From 2005-2008, he was a lecturer in Systematic Theology and Missiology at the Makumira University College near Arusha in Tanzania.

“Nowadays Christianity is very diverse…it comes from different places and contexts. We also have a growing Christianity in the southern hemisphere and this brings different challenges to Christianity,” he said.

Being a child growing up in both the global North and the global South, Simon is acutely aware of the need to constantly forge contacts between the two. “It is fantastic that we have so many students in Bossey coming from southern hemisphere and also from non-WCC churches,” he notes.

“But it is also vital that we do not lose contact with students from churches of the northern hemisphere.”

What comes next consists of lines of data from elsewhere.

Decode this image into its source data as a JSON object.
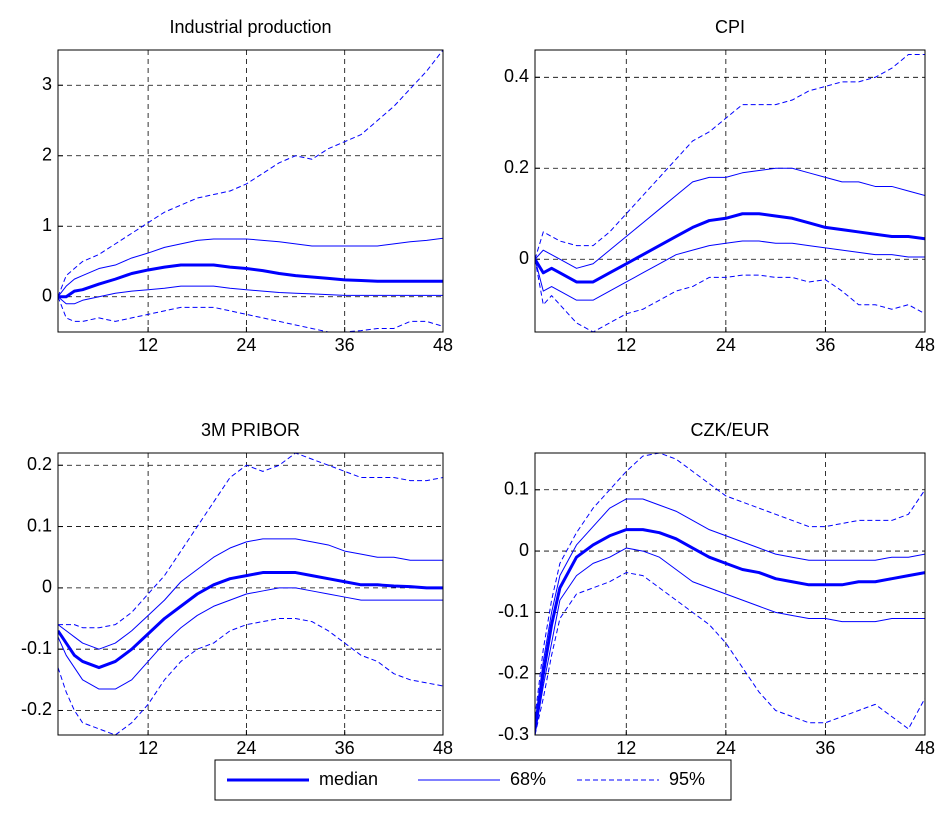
{
  "legend": [
    {
      "name": "median",
      "color": "#0000ff",
      "width": 3,
      "style": "solid"
    },
    {
      "name": "68%",
      "color": "#0000ff",
      "width": 1,
      "style": "solid"
    },
    {
      "name": "95%",
      "color": "#0000ff",
      "width": 1,
      "style": "dashed"
    }
  ],
  "chart_data": [
    {
      "type": "line",
      "title": "Industrial production",
      "x": [
        1,
        2,
        3,
        4,
        6,
        8,
        10,
        12,
        14,
        16,
        18,
        20,
        22,
        24,
        26,
        28,
        30,
        32,
        34,
        36,
        38,
        40,
        42,
        44,
        46,
        48
      ],
      "xlim": [
        1,
        48
      ],
      "xticks": [
        12,
        24,
        36,
        48
      ],
      "ylim": [
        -0.5,
        3.5
      ],
      "yticks": [
        0,
        1,
        2,
        3
      ],
      "grid": true,
      "series": [
        {
          "values": [
            0,
            0,
            0.08,
            0.1,
            0.18,
            0.25,
            0.33,
            0.38,
            0.42,
            0.45,
            0.45,
            0.45,
            0.42,
            0.4,
            0.37,
            0.33,
            0.3,
            0.28,
            0.26,
            0.24,
            0.23,
            0.22,
            0.22,
            0.22,
            0.22,
            0.22
          ]
        },
        {
          "lower": [
            0,
            -0.1,
            -0.1,
            -0.05,
            0,
            0.05,
            0.08,
            0.1,
            0.12,
            0.15,
            0.15,
            0.15,
            0.12,
            0.1,
            0.08,
            0.06,
            0.05,
            0.04,
            0.03,
            0.02,
            0.02,
            0.02,
            0.02,
            0.02,
            0.02,
            0.02
          ],
          "upper": [
            0,
            0.15,
            0.25,
            0.3,
            0.4,
            0.45,
            0.55,
            0.62,
            0.7,
            0.75,
            0.8,
            0.82,
            0.82,
            0.82,
            0.8,
            0.78,
            0.75,
            0.72,
            0.72,
            0.72,
            0.72,
            0.72,
            0.75,
            0.78,
            0.8,
            0.83
          ]
        },
        {
          "lower": [
            0,
            -0.3,
            -0.35,
            -0.35,
            -0.3,
            -0.35,
            -0.3,
            -0.25,
            -0.2,
            -0.15,
            -0.15,
            -0.15,
            -0.2,
            -0.25,
            -0.3,
            -0.35,
            -0.4,
            -0.45,
            -0.5,
            -0.5,
            -0.48,
            -0.45,
            -0.45,
            -0.35,
            -0.35,
            -0.42
          ],
          "upper": [
            0,
            0.3,
            0.4,
            0.5,
            0.6,
            0.75,
            0.9,
            1.05,
            1.2,
            1.3,
            1.4,
            1.45,
            1.5,
            1.6,
            1.75,
            1.9,
            2.0,
            1.95,
            2.1,
            2.2,
            2.3,
            2.5,
            2.7,
            2.95,
            3.2,
            3.5
          ]
        }
      ]
    },
    {
      "type": "line",
      "title": "CPI",
      "x": [
        1,
        2,
        3,
        4,
        6,
        8,
        10,
        12,
        14,
        16,
        18,
        20,
        22,
        24,
        26,
        28,
        30,
        32,
        34,
        36,
        38,
        40,
        42,
        44,
        46,
        48
      ],
      "xlim": [
        1,
        48
      ],
      "xticks": [
        12,
        24,
        36,
        48
      ],
      "ylim": [
        -0.16,
        0.46
      ],
      "yticks": [
        0,
        0.2,
        0.4
      ],
      "grid": true,
      "series": [
        {
          "values": [
            0,
            -0.03,
            -0.02,
            -0.03,
            -0.05,
            -0.05,
            -0.03,
            -0.01,
            0.01,
            0.03,
            0.05,
            0.07,
            0.085,
            0.09,
            0.1,
            0.1,
            0.095,
            0.09,
            0.08,
            0.07,
            0.065,
            0.06,
            0.055,
            0.05,
            0.05,
            0.045
          ]
        },
        {
          "lower": [
            0,
            -0.07,
            -0.06,
            -0.07,
            -0.09,
            -0.09,
            -0.07,
            -0.05,
            -0.03,
            -0.01,
            0.01,
            0.02,
            0.03,
            0.035,
            0.04,
            0.04,
            0.035,
            0.035,
            0.03,
            0.025,
            0.02,
            0.015,
            0.01,
            0.01,
            0.005,
            0.005
          ],
          "upper": [
            0,
            0.02,
            0.01,
            0,
            -0.02,
            -0.01,
            0.02,
            0.05,
            0.08,
            0.11,
            0.14,
            0.17,
            0.18,
            0.18,
            0.19,
            0.195,
            0.2,
            0.2,
            0.19,
            0.18,
            0.17,
            0.17,
            0.16,
            0.16,
            0.15,
            0.14
          ]
        },
        {
          "lower": [
            0,
            -0.1,
            -0.08,
            -0.1,
            -0.14,
            -0.16,
            -0.14,
            -0.12,
            -0.11,
            -0.09,
            -0.07,
            -0.06,
            -0.04,
            -0.04,
            -0.035,
            -0.035,
            -0.04,
            -0.04,
            -0.05,
            -0.045,
            -0.07,
            -0.1,
            -0.1,
            -0.11,
            -0.1,
            -0.12
          ],
          "upper": [
            0,
            0.06,
            0.05,
            0.04,
            0.03,
            0.03,
            0.06,
            0.1,
            0.14,
            0.18,
            0.22,
            0.26,
            0.28,
            0.31,
            0.34,
            0.34,
            0.34,
            0.35,
            0.37,
            0.38,
            0.39,
            0.39,
            0.4,
            0.42,
            0.45,
            0.45
          ]
        }
      ]
    },
    {
      "type": "line",
      "title": "3M PRIBOR",
      "x": [
        1,
        2,
        3,
        4,
        6,
        8,
        10,
        12,
        14,
        16,
        18,
        20,
        22,
        24,
        26,
        28,
        30,
        32,
        34,
        36,
        38,
        40,
        42,
        44,
        46,
        48
      ],
      "xlim": [
        1,
        48
      ],
      "xticks": [
        12,
        24,
        36,
        48
      ],
      "ylim": [
        -0.24,
        0.22
      ],
      "yticks": [
        -0.2,
        -0.1,
        0,
        0.1,
        0.2
      ],
      "grid": true,
      "series": [
        {
          "values": [
            -0.07,
            -0.09,
            -0.11,
            -0.12,
            -0.13,
            -0.12,
            -0.1,
            -0.075,
            -0.05,
            -0.03,
            -0.01,
            0.005,
            0.015,
            0.02,
            0.025,
            0.025,
            0.025,
            0.02,
            0.015,
            0.01,
            0.005,
            0.005,
            0.003,
            0.002,
            0,
            0
          ]
        },
        {
          "lower": [
            -0.08,
            -0.11,
            -0.13,
            -0.15,
            -0.165,
            -0.165,
            -0.15,
            -0.12,
            -0.09,
            -0.065,
            -0.045,
            -0.03,
            -0.02,
            -0.01,
            -0.005,
            0,
            0,
            -0.005,
            -0.01,
            -0.015,
            -0.02,
            -0.02,
            -0.02,
            -0.02,
            -0.02,
            -0.02
          ],
          "upper": [
            -0.06,
            -0.07,
            -0.08,
            -0.09,
            -0.1,
            -0.09,
            -0.07,
            -0.045,
            -0.02,
            0.01,
            0.03,
            0.05,
            0.065,
            0.075,
            0.08,
            0.08,
            0.08,
            0.075,
            0.07,
            0.06,
            0.055,
            0.05,
            0.05,
            0.045,
            0.045,
            0.045
          ]
        },
        {
          "lower": [
            -0.13,
            -0.17,
            -0.2,
            -0.22,
            -0.23,
            -0.24,
            -0.22,
            -0.19,
            -0.15,
            -0.12,
            -0.1,
            -0.09,
            -0.07,
            -0.06,
            -0.055,
            -0.05,
            -0.05,
            -0.055,
            -0.07,
            -0.09,
            -0.11,
            -0.12,
            -0.14,
            -0.15,
            -0.155,
            -0.16
          ],
          "upper": [
            -0.06,
            -0.06,
            -0.06,
            -0.065,
            -0.065,
            -0.06,
            -0.04,
            -0.01,
            0.02,
            0.06,
            0.1,
            0.14,
            0.18,
            0.2,
            0.19,
            0.2,
            0.22,
            0.21,
            0.2,
            0.19,
            0.18,
            0.18,
            0.18,
            0.175,
            0.175,
            0.18
          ]
        }
      ]
    },
    {
      "type": "line",
      "title": "CZK/EUR",
      "x": [
        1,
        2,
        3,
        4,
        6,
        8,
        10,
        12,
        14,
        16,
        18,
        20,
        22,
        24,
        26,
        28,
        30,
        32,
        34,
        36,
        38,
        40,
        42,
        44,
        46,
        48
      ],
      "xlim": [
        1,
        48
      ],
      "xticks": [
        12,
        24,
        36,
        48
      ],
      "ylim": [
        -0.3,
        0.16
      ],
      "yticks": [
        -0.3,
        -0.2,
        -0.1,
        0,
        0.1
      ],
      "grid": true,
      "series": [
        {
          "values": [
            -0.29,
            -0.2,
            -0.12,
            -0.06,
            -0.01,
            0.01,
            0.025,
            0.035,
            0.035,
            0.03,
            0.02,
            0.005,
            -0.01,
            -0.02,
            -0.03,
            -0.035,
            -0.045,
            -0.05,
            -0.055,
            -0.055,
            -0.055,
            -0.05,
            -0.05,
            -0.045,
            -0.04,
            -0.035
          ]
        },
        {
          "lower": [
            -0.3,
            -0.22,
            -0.15,
            -0.08,
            -0.04,
            -0.02,
            -0.01,
            0.005,
            0,
            -0.01,
            -0.03,
            -0.05,
            -0.06,
            -0.07,
            -0.08,
            -0.09,
            -0.1,
            -0.105,
            -0.11,
            -0.11,
            -0.115,
            -0.115,
            -0.115,
            -0.11,
            -0.11,
            -0.11
          ],
          "upper": [
            -0.28,
            -0.18,
            -0.1,
            -0.04,
            0.01,
            0.04,
            0.07,
            0.085,
            0.085,
            0.075,
            0.065,
            0.05,
            0.035,
            0.025,
            0.015,
            0.005,
            -0.005,
            -0.01,
            -0.015,
            -0.015,
            -0.015,
            -0.015,
            -0.015,
            -0.01,
            -0.01,
            -0.005
          ]
        },
        {
          "lower": [
            -0.3,
            -0.24,
            -0.17,
            -0.11,
            -0.07,
            -0.06,
            -0.05,
            -0.035,
            -0.04,
            -0.06,
            -0.08,
            -0.1,
            -0.12,
            -0.15,
            -0.19,
            -0.23,
            -0.26,
            -0.27,
            -0.28,
            -0.28,
            -0.27,
            -0.26,
            -0.25,
            -0.27,
            -0.29,
            -0.24
          ],
          "upper": [
            -0.27,
            -0.16,
            -0.08,
            -0.02,
            0.03,
            0.07,
            0.1,
            0.13,
            0.155,
            0.16,
            0.15,
            0.13,
            0.11,
            0.09,
            0.08,
            0.07,
            0.06,
            0.05,
            0.04,
            0.04,
            0.045,
            0.05,
            0.05,
            0.05,
            0.06,
            0.1
          ]
        }
      ]
    }
  ]
}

Before taking up his current post, Simon had been working as Secretary for Mission and Ecumenism in his home church, the Protestant Church in Baden, Germany, and had also served in different congregations.

For him, a speciality of Bossey is that for a teacher the learning process is a two-way street. Faculty and students learn equally from each other, he says, noting that whether they are pastors, or lay people, they always come to the institute armed with a wealth of knowledge and experience.

“We are not only going to lectures here” says Simon, “but we are living life together. Students come here for the community, for the ecumenical living community, and living out ecumenical life where you are asked to put your theology into practice.”

The chair of Ecumenical Missiology at Bossey is supported by the Council for World Mission (CWM), United Evangelical Mission (UEM) and Community of Churches in Mission (CEVAA, Communauté d’Eglises en Mission).